I see my artwork in the lineage of the Earth Artists. One of my favorites being Michael Heizer, a renegade artist who left New York in the 60ʼs to make monumental sculptural works out West, most famously Double Negative. I have long been inspired by a series he did in the seventies called Land Drawings - some of which he made using a motorbike, literally drawing into the earth with bikes.  I was excited to do a large scale work in the tradition of Heizerʼs piece as part of the series I am currently producing out in the Mojave desert.

As I was out there, creating the piece. So much was going through my mind. All of it had been pre-meditated, but still - the moment, the endurance, the perfect circle, a racetrack with no straightaway. The piece is about the sun, and the sun was blocking my view of the track, and i was marking its trace. The track was invisible, and I was thinking about the old Dakota saying, about being remembered by the tracks we leave behind, and here I am making a circle track. While I was working with this concept on paper, I was obsessing over circles and their historic relevance to societies and societyʼs architecture informing a societyʼs language, but even more so, fundamental understanding -- the profound effects of sitting in a circle as a discussion and so on. 

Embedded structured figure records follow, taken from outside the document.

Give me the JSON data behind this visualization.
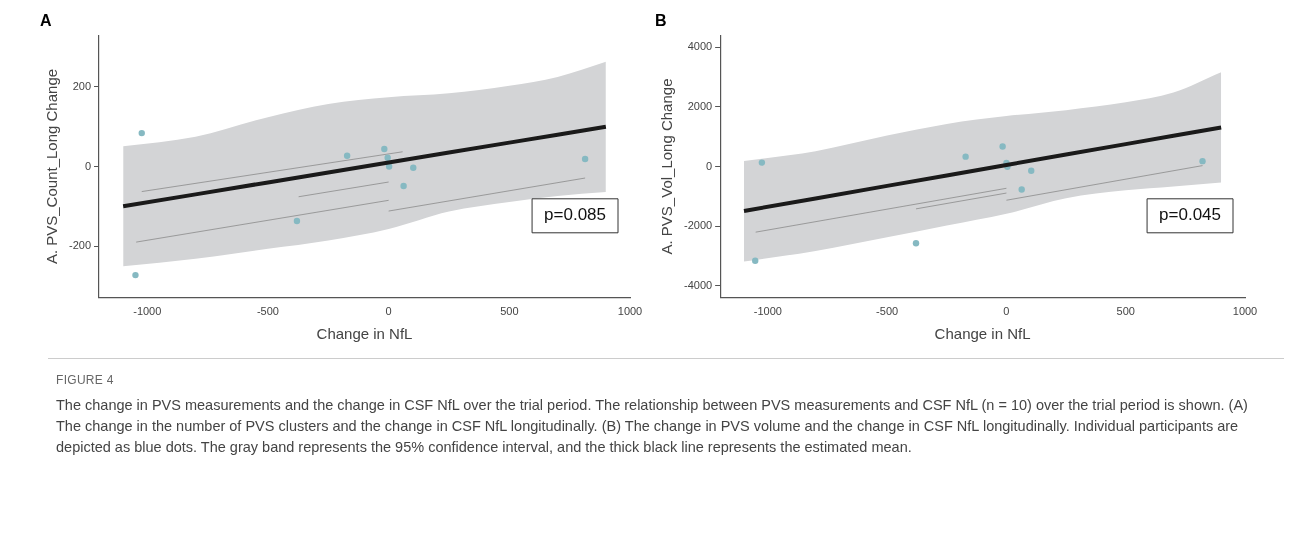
{
  "chart_data": [
    {
      "type": "scatter",
      "title": "A",
      "xlabel": "Change in NfL",
      "ylabel": "A. PVS_Count_Long Change",
      "xlim": [
        -1200,
        1000
      ],
      "ylim": [
        -330,
        330
      ],
      "xticks": [
        -1000,
        -500,
        0,
        500,
        1000
      ],
      "yticks": [
        -200,
        0,
        200
      ],
      "grid": false,
      "legend": false,
      "annotations": [
        "p=0.085",
        "FIGURE 4",
        "The change in PVS measurements and the change in CSF NfL over the trial period. The relationship between PVS measurements and CSF NfL (n = 10) over the trial period is shown. (A) The change in the number of PVS clusters and the change in CSF NfL longitudinally. (B) The change in PVS volume and the change in CSF NfL longitudinally. Individual participants are depicted as blue dots. The gray band represents the 95% confidence interval, and the thick black line represents the estimated mean."
      ],
      "series": [
        {
          "color": "#86b9c2",
          "marker": "circle",
          "x": [
            -1023,
            -1049,
            -172,
            -18,
            -4,
            2,
            102,
            62,
            -380,
            814
          ],
          "values": [
            84,
            -273,
            27,
            44,
            22,
            0,
            -3,
            -49,
            -137,
            19
          ]
        },
        {
          "type": "line",
          "color": "#1a1a1a",
          "x": [
            -1100,
            -800,
            -500,
            -250,
            0,
            250,
            500,
            700,
            900
          ],
          "values": [
            -100,
            -70,
            -40,
            -15,
            10,
            35,
            60,
            80,
            100
          ],
          "lower": [
            -251,
            -232,
            -207,
            -186,
            -157,
            -113,
            -89,
            -74,
            -64
          ],
          "upper": [
            51,
            75,
            124,
            157,
            174,
            184,
            203,
            225,
            263
          ]
        },
        {
          "type": "line",
          "color": "#8a8a8a",
          "x": [
            -1023,
            58
          ],
          "values": [
            -63,
            37
          ]
        },
        {
          "type": "line",
          "color": "#8a8a8a",
          "x": [
            -373,
            0
          ],
          "values": [
            -76,
            -39
          ]
        },
        {
          "type": "line",
          "color": "#8a8a8a",
          "x": [
            -1046,
            0
          ],
          "values": [
            -190,
            -85
          ]
        },
        {
          "type": "line",
          "color": "#8a8a8a",
          "x": [
            0,
            814
          ],
          "values": [
            -112,
            -29
          ]
        }
      ]
    },
    {
      "type": "scatter",
      "title": "B",
      "xlabel": "Change in NfL",
      "ylabel": "A. PVS_Vol_Long Change",
      "xlim": [
        -1200,
        1000
      ],
      "ylim": [
        -4400,
        4400
      ],
      "xticks": [
        -1000,
        -500,
        0,
        500,
        1000
      ],
      "yticks": [
        -4000,
        -2000,
        0,
        2000,
        4000
      ],
      "grid": false,
      "legend": false,
      "annotations": [
        "p=0.045"
      ],
      "series": [
        {
          "color": "#86b9c2",
          "marker": "circle",
          "x": [
            -1025,
            -1053,
            -171,
            -16,
            0,
            4,
            104,
            64,
            -379,
            822
          ],
          "values": [
            130,
            -3160,
            330,
            670,
            120,
            -10,
            -140,
            -770,
            -2570,
            180
          ]
        },
        {
          "type": "line",
          "color": "#1a1a1a",
          "x": [
            -1100,
            -800,
            -500,
            -250,
            0,
            250,
            500,
            700,
            900
          ],
          "values": [
            -1490,
            -1070,
            -650,
            -300,
            50,
            400,
            750,
            1030,
            1310
          ],
          "lower": [
            -3185,
            -2830,
            -2372,
            -1979,
            -1586,
            -1062,
            -800,
            -668,
            -537
          ],
          "upper": [
            183,
            511,
            1035,
            1428,
            1690,
            1887,
            2149,
            2477,
            3158
          ]
        },
        {
          "type": "line",
          "color": "#8a8a8a",
          "x": [
            -1051,
            0
          ],
          "values": [
            -2200,
            -730
          ]
        },
        {
          "type": "line",
          "color": "#8a8a8a",
          "x": [
            -379,
            0
          ],
          "values": [
            -1420,
            -890
          ]
        },
        {
          "type": "line",
          "color": "#8a8a8a",
          "x": [
            0,
            822
          ],
          "values": [
            -1130,
            30
          ]
        }
      ]
    }
  ]
}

I had wanted this piece to be three dimensional, whereas to my understanding Heizerʼs concept was more of a drawing. And the dust I was kicking up was 3 dimensional and being lit in a circle through the setting sunlight. Kicking up the dust - the dust from the tracks I was digging into the earth. I remember thinking about Kivaʼs being dug into the ground as a symbolic link, for the Pueblo people, to their ancestral underworld. Honestly, I have no idea what that means, but I was there circling, thinking about our ancestry, our history, the movement of the sun or the earth - depending on your perspective - it wasnʼt an ellipse though - it was a circle - with the same torque and the same endurance the whole way out - I would speed up, but I would skid. And I was thinking about the ruts we all create in our lives, the tracks, following that same track, with the same speed, and it felt very relevant that I was out there on my dirtbike, expressing all this, in this beautiful manner, remembering  why we set out to dirtbike in the first place - and that giving us that sense of attention and present focus that is so specific to this work, Under the Same Sun, and being out on a bike.

I am not sure exactly the place where Heizerʼs work stopped and my own started, but I believe itʼs less about that and more about the human spirit.

And from a distance it looked so beautiful. 

90 degrees, 270 degrees. The final remaining drawing had 4 different sized circles, each which determined how fast I could ride, with openings to the sunrise and the sunset over the course of the week it took me to create it. Ending on the equinox, when the sun rises due east and sets due west - as well as for the week to follow - when it will degrade and return to the earth from the elements, the rain and the movement of the sun.